Mentions: It is known that miRNAs function by negatively regulating mRNAs via targeting their 3’UTRs. Thus, we used publicly available algorithms (TargetScan 6.2) to predict the potential targets of miR-1269. As shown in Figure 4A, there are three miR-1269 binding sites in the FOXO1 mRNA 3’UTR, including one conserved and two poorly conserved binding sites. Importantly, western blotting analysis showed that FOXO1 expression was downregulated in the eight pairs of HCC tissue, compared with the adjacent noncancerous hepatic tissues, and statistical analysis revealed that miR-1269 levels inversely correlated with the expression of FOXO1 in the clinical HCC samples (Figure 4B), suggesting that miR-1269 might play role in regulation of FOXO1 in HCC. Indeed, FOXO1 expression was found to be downregulated in the miR-1269-overexpressing BEL-7404 and Huh7 cells but upregulated in the cells transfected with miR-1269 inhibitor. In addition, overexpressing miR-1269 decreased the expression of p-FOXO1, but we did not found significant alterations of FOXO1 in miR-1269-inhibited cells (Figure 4C). To further confirm the direct regulation of FOXO1 by miR-1269, the pGL3-FOXO1-3’-UTR-luciferase reporter, containing the three putative miR-1269 binding sites, was constructed. The luciferase assay results showed that ectopic overexpression of miR-1269 decreased, but inhibition of miR-1269, increased luciferase activity of the pGL3-FOXO1-3’-UTR reporter (Figure 4D). Meanwhile, mutant miR-1269 failed to show an inhibitory effect on luciferase expression driven by the pGL3-FOXO1 -3’-UTR-luciferase reporter (Figure 4D). Collectively, these results suggest that miR-1269 directly targets FOXO1 in HCC cells.Figure 4


MicroRNA-1269 promotes proliferation in human hepatocellular carcinoma via downregulation of FOXO1.

Yang XW, Shen GZ, Cao LQ, Jiang XF, Peng HP, Shen G, Chen D, Xue P - BMC Cancer (2014)

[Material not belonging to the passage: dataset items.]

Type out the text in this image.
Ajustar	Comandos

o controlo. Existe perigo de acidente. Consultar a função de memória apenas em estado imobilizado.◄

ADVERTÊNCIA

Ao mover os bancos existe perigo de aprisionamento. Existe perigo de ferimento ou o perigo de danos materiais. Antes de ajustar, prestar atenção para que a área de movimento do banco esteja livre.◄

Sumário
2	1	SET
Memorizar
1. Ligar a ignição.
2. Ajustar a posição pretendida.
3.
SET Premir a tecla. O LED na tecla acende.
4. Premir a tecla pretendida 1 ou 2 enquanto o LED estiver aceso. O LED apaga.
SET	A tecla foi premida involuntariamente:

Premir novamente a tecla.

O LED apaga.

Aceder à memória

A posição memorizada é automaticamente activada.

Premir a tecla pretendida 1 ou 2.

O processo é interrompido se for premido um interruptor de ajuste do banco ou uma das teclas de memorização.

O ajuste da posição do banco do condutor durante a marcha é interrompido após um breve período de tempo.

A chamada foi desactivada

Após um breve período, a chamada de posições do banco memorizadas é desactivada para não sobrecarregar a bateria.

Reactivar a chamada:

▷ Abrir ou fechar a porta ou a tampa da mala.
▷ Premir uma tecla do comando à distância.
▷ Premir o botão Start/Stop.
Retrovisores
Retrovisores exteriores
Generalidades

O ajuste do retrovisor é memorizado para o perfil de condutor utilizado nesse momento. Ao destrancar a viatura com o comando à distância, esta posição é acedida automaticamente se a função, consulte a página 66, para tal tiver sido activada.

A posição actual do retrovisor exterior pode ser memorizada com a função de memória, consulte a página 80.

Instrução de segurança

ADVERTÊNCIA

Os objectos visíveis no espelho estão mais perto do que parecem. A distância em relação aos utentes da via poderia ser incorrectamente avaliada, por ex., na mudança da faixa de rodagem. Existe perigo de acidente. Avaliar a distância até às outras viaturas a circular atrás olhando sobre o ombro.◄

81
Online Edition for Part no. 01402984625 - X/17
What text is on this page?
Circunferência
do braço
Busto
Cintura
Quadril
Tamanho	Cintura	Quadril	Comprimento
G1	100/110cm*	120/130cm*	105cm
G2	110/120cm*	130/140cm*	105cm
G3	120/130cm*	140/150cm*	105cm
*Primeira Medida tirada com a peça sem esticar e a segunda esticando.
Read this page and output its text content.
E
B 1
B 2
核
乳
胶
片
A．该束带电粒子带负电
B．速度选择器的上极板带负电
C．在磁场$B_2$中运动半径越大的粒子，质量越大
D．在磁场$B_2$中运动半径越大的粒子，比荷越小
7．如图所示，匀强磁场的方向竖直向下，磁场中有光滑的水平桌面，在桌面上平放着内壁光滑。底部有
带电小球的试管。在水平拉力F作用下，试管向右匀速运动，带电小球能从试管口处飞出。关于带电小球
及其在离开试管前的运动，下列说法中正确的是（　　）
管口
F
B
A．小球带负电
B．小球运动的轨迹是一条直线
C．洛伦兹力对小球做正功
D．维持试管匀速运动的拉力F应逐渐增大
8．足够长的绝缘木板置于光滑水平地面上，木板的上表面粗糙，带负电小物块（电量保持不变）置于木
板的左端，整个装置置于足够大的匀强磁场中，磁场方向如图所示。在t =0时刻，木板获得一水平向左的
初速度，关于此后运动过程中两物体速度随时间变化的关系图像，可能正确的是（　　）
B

FOXO1 is a direct target of miR-1269. A. Sequence alignment of miR-1269, miR-1269 mutant (miR-1269-mut), and putative FOXO1-3’UTR. B. Real-time PCR analysis of miR-1269 and western blotting analysis of FOXO1 in 8 paired cancerous tissues (T) and their adjacent noncancerous hepatic tissues (N). The quantification of western blotting bands is performed by OD value determined by Quantity One 4.6.2 software. C. Western blotting analysis of expression levels of FOXO1 and phosphorylated FOXO1 in the indicated cells. α-Tubulin served as the loading control. D. The FOXO1 luciferase reporter activity in the indicated cells transfected with miR-1269 mimic, or miR-1269-mut, miR-1269 inhibitor, or negative control. E. Real-time PCR analysis of mRNA expression of p21, Cyclin D1 and Rb in the indicated HCC cell lines. F. Western blotting analysis of p21, cyclin D1, Ki67, p-Rb, and Rb in the indicated HCC cells. α-Tubulin served as the loading control. Each bar represents the mean ± SD of three independent experiments. * P < 0.05.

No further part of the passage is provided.